Four Days of Summer is a funny little game. I'm glad David Welbourn wrote it and sorry I missed it earlier. It's not very big, and it has loads of meta-humor and hat-tips to other games, including Humbug by Graham Cluley, which I hadn't heard of yet. Humbug's a big enough game that this isn't really a spoiler. And it's very consistent that David's game would hat-tip other games, what with all the maps and walkthroughs he's written.
The first part whisks you through some surreal places where you just have to figure one semi-obvious thing. It's kind of hard to mess up, though there are some old reliable gags in there.

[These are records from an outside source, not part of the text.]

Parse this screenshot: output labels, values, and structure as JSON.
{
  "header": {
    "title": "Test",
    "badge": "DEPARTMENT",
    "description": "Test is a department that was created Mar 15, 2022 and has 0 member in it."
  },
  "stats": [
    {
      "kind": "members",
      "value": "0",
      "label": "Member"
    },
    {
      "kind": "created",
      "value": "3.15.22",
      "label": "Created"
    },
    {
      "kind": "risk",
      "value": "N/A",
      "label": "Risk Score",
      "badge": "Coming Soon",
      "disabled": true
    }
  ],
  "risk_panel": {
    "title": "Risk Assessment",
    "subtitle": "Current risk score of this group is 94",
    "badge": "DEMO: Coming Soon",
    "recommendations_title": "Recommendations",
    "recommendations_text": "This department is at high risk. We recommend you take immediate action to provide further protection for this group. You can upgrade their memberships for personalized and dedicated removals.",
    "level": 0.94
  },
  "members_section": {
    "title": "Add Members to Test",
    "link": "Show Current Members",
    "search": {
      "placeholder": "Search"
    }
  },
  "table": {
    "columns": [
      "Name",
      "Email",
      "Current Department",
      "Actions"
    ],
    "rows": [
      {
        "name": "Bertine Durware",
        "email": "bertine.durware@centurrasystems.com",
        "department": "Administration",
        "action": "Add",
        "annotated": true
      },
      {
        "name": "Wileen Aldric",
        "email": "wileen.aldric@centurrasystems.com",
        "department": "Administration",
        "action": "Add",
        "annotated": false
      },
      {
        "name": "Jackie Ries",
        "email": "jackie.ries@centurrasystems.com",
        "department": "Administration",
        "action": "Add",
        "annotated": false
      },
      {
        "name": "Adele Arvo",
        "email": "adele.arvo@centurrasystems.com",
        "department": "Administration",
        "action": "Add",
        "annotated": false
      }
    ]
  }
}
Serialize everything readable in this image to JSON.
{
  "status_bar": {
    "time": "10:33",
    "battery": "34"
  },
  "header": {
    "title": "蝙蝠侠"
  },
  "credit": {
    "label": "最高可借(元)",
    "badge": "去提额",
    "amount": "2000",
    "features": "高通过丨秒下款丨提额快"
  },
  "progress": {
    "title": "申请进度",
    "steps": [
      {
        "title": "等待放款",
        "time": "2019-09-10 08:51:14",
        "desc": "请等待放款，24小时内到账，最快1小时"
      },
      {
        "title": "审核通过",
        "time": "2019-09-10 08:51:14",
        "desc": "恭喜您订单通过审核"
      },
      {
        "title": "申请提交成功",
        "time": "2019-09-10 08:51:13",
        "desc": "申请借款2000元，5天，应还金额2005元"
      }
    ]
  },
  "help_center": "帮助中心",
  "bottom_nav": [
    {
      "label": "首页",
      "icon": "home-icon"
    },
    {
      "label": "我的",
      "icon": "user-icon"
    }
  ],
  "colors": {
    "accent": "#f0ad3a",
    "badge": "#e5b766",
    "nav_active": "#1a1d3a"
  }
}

Your friend, David, is about as fourth-wallish as a narrator can get, as he provides you with weird items he inexplicably finds. They wind up being useful. It's all tied together with a potato peeler you find at the end. No, really!
I admit I was slightly misled by the cover, which left me scrambling and looking for a green item I didn't need. It is available, but it's a bit of an easter egg. (Also, I was hoping for some partial solutions with the flags. You could make (Spoiler - click to show)Canada's flag or, with the green, (Spoiler - click to show)Mexico's flag. But hey, it's Speed-IF!
And for Speed-IF it's extremely tidy and fulfilling and holds out the promise of a very interesting mechanic worth developing, whether in FDoS's world or, perhaps, another author's completely different one. If you're an author looking for an idea, once you see the idea, you'll realize there must certainly be many ways to riff on it or extend it.